Doldurma işleminde her bir şırdana yaklaşık 1,5 yemek kaşığı iç harç konur. Ardından açıklık, yaklaşık 6 mm kalınlığında paslanmaz çelik bir iğne ve ısıyla erimeyen, gıdaya uygun bir iplikle dikilir. Dikiş işleminin düzgün yapılması, hem iç malzemenin şırdan içinde kalması hem de pişirme sırasında içeriye fazla su sızmaması açısından önemlidir.
Dikilen şırdanlar tekrar yıkanır ve 50 g kaya tuzuyla hazırlanmış 5 litre kaynar suya atılarak açık kapakla yaklaşık 1 saat 45 dakika boyunca kaynatılır. Üzerinde oluşan köpükler düzenli olarak temizlenir. Pişirme süresi sonunda ocak kapatılır ve şırdanlar buharla dinlenmeye bırakılır. Yaklaşık 30 dakikalık dinlenmeden sonra ürün tüketime hazır hale gelir.
Servis Şekli
Adana şırdan; tabakta veya elde yemelik şekilde servis edilir. Elde sunumda, uygun boyutta bir servis kâğıdı içinde sunulur. Yemeğe genellikle şırdanın dikilen ucundan başlanır. Tüketiciye, isteğe bağlı olarak ipi çıkarılmış ya da çıkarılmamış biçimde verilir. Sunum sırasında kimyon ve pul biber serpilerek servis edilir. Yanında ise mutlaka acı süs biberi turşusu ikram edilir.

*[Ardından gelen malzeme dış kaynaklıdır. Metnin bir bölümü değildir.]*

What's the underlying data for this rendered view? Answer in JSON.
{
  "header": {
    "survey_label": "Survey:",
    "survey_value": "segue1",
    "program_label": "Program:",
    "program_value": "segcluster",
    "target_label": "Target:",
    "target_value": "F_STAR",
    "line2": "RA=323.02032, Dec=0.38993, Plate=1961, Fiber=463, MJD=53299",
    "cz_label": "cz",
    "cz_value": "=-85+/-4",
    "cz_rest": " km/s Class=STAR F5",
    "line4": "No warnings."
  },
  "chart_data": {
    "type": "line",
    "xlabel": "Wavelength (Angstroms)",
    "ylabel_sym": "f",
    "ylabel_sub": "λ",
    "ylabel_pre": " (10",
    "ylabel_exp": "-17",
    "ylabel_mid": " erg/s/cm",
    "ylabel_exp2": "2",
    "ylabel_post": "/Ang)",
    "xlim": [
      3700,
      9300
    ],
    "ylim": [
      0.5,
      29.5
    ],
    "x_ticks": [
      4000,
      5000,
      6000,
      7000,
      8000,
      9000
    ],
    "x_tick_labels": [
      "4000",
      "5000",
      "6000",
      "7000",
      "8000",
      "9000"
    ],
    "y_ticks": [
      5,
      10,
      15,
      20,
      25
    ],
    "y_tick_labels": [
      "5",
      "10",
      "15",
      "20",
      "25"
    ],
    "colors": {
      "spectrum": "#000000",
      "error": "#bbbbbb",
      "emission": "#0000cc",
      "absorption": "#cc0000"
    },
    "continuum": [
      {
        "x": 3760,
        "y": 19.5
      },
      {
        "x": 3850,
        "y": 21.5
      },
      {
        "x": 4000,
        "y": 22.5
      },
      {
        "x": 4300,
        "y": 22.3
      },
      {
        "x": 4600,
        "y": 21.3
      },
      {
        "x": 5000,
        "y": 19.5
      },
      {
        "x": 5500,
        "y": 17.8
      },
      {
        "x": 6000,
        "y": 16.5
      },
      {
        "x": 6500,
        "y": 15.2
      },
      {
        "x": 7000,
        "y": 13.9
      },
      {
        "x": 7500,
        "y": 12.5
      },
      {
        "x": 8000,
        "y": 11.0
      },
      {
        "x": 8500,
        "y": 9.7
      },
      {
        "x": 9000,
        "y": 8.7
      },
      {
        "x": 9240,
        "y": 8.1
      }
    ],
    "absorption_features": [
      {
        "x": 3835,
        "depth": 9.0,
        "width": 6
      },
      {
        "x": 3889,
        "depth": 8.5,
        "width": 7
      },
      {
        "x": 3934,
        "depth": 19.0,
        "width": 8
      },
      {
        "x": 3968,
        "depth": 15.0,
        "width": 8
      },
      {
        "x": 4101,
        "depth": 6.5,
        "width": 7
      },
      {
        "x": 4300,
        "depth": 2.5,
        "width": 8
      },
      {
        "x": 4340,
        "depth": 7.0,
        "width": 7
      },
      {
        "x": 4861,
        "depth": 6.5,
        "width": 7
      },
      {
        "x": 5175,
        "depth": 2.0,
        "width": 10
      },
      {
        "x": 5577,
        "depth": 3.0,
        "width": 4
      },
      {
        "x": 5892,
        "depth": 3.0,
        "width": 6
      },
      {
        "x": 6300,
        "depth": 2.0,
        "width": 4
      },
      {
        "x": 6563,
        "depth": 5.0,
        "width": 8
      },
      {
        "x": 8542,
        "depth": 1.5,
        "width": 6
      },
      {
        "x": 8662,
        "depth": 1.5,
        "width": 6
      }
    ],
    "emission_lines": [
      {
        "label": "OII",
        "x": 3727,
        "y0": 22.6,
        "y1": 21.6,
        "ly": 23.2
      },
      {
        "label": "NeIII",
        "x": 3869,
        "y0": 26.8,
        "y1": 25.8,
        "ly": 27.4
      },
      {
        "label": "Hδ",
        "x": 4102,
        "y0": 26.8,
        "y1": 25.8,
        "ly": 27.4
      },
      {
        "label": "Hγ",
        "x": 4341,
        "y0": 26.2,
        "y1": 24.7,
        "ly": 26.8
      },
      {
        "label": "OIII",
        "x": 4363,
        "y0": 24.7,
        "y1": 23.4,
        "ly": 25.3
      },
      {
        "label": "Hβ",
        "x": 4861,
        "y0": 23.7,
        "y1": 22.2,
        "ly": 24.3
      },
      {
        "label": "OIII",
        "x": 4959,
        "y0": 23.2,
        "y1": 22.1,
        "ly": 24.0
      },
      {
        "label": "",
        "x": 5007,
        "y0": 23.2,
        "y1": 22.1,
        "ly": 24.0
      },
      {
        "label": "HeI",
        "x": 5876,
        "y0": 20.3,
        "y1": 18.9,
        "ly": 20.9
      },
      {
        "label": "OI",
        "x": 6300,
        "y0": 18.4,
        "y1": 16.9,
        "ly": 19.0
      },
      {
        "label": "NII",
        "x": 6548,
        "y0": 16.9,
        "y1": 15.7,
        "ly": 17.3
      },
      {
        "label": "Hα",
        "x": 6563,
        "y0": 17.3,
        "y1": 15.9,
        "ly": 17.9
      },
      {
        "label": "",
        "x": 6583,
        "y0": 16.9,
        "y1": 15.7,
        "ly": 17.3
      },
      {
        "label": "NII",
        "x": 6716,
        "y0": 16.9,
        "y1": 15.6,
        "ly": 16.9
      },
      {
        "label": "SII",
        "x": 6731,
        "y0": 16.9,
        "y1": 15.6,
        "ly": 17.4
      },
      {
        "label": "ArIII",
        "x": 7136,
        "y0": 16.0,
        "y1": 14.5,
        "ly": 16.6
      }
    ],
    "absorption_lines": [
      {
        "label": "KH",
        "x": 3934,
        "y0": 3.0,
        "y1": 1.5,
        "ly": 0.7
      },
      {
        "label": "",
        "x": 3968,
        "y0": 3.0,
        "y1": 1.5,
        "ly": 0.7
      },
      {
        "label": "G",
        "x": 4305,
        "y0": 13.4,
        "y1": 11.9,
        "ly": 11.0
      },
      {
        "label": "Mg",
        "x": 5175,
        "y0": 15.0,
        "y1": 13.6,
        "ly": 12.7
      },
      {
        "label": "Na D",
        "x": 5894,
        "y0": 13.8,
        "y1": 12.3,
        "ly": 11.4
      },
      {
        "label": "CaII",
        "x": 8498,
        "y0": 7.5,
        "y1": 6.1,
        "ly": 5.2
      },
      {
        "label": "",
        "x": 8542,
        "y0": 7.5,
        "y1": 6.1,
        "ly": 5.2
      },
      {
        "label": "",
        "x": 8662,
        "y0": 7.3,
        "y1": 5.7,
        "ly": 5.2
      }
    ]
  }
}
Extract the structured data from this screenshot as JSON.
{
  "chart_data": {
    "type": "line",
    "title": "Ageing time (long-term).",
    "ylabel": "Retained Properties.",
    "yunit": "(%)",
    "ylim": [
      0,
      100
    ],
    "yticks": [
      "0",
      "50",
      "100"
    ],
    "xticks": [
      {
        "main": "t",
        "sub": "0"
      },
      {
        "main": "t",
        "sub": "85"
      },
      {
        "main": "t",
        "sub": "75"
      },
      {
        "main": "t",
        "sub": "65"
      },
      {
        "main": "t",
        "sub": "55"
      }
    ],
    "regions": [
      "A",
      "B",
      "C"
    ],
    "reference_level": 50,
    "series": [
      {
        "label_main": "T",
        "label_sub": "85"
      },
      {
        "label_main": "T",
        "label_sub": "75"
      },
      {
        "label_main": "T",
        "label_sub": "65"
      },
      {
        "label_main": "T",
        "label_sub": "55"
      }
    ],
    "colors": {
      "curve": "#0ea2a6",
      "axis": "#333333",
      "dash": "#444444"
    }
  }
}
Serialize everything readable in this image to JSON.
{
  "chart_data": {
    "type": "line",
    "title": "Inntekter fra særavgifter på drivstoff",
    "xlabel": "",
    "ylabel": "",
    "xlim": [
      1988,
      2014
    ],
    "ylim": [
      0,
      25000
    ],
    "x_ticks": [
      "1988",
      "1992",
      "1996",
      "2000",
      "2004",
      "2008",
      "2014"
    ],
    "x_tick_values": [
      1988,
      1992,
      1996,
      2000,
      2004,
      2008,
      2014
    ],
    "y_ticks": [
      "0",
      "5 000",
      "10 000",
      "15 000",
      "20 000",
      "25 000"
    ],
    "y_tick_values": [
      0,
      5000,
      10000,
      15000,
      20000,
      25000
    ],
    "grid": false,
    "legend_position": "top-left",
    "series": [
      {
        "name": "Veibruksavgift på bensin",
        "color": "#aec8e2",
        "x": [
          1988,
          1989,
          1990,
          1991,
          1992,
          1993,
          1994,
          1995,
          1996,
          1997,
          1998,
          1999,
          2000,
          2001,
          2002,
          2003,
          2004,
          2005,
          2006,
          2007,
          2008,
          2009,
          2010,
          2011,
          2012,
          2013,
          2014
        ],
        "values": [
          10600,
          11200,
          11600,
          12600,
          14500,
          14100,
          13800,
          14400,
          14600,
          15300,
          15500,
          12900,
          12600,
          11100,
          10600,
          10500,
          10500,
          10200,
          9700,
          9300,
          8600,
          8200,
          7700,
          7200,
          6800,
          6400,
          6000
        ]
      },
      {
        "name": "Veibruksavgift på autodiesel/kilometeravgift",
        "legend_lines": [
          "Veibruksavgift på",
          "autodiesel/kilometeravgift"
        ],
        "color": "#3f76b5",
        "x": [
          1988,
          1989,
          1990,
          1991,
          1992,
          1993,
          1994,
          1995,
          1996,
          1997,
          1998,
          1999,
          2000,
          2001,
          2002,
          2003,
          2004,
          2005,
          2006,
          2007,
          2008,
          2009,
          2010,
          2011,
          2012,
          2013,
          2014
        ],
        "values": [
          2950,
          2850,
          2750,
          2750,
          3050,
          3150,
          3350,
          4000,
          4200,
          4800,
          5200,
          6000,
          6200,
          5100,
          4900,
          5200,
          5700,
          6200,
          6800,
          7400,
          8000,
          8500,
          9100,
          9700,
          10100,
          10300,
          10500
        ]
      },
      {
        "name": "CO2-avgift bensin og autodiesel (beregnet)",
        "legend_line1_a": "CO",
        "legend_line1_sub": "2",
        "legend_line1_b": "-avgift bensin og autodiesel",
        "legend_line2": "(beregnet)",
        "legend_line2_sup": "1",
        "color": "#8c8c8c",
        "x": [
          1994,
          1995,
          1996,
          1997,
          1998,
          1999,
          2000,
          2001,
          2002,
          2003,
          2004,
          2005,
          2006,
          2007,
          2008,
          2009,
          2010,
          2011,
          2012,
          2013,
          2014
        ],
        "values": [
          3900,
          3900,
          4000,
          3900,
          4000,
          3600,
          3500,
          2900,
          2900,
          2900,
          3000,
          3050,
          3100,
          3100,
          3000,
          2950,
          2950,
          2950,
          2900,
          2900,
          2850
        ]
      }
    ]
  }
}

Coğrafi Sınır ve Üretim Gereklilikleri
Adana şırdan, Adana ili sınırları içinde üretimi zorunlu kılınan bir üründür. Üretimin her aşamasında, geleneksel bilgi ve yerel ustalık kullanılmaktadır. Bu nedenle ürün ile yöre arasında “ün bağı” bulunmaktadır. Tüm üretim, işleme ve sunum süreçlerinin Adana ili sınırları içinde gerçekleştirilmesi şarttır.
Denetim Mekanizması
Adana şırdanın coğrafi işaretli ürün olarak korunması ve denetlenmesi, Adana Ticaret Odası’nın koordinasyonunda yürütülmektedir. Denetim kurulu şu kurumlardan temsilcilerden oluşur:
- Adana Ticaret Odası (2 temsilci)
- Adana Lokantacılar ve Kebapçılar Odası
- Adana Büyükşehir Belediyesi
- Seyhan İlçe Belediyesi
- Adana İl Tarım ve Orman Müdürlüğü
Yılda en az bir kez düzenli, ayrıca gerek duyulması hâlinde veya şikâyet üzerine olağanüstü denetimler yapılır. Denetimler; kullanılan malzemelerin uygunluğu, tarifin doğruluğu, üretimin bölgesel sınırlarda gerçekleştirilip gerçekleştirilmediği gibi hususları kapsar. Denetim sürecinde gerektiğinde kamu veya özel kuruluşlardan uzman desteği alınabilir. Tescil ettiren kurum, gerekli yasal süreçleri yürütme hakkına sahiptir.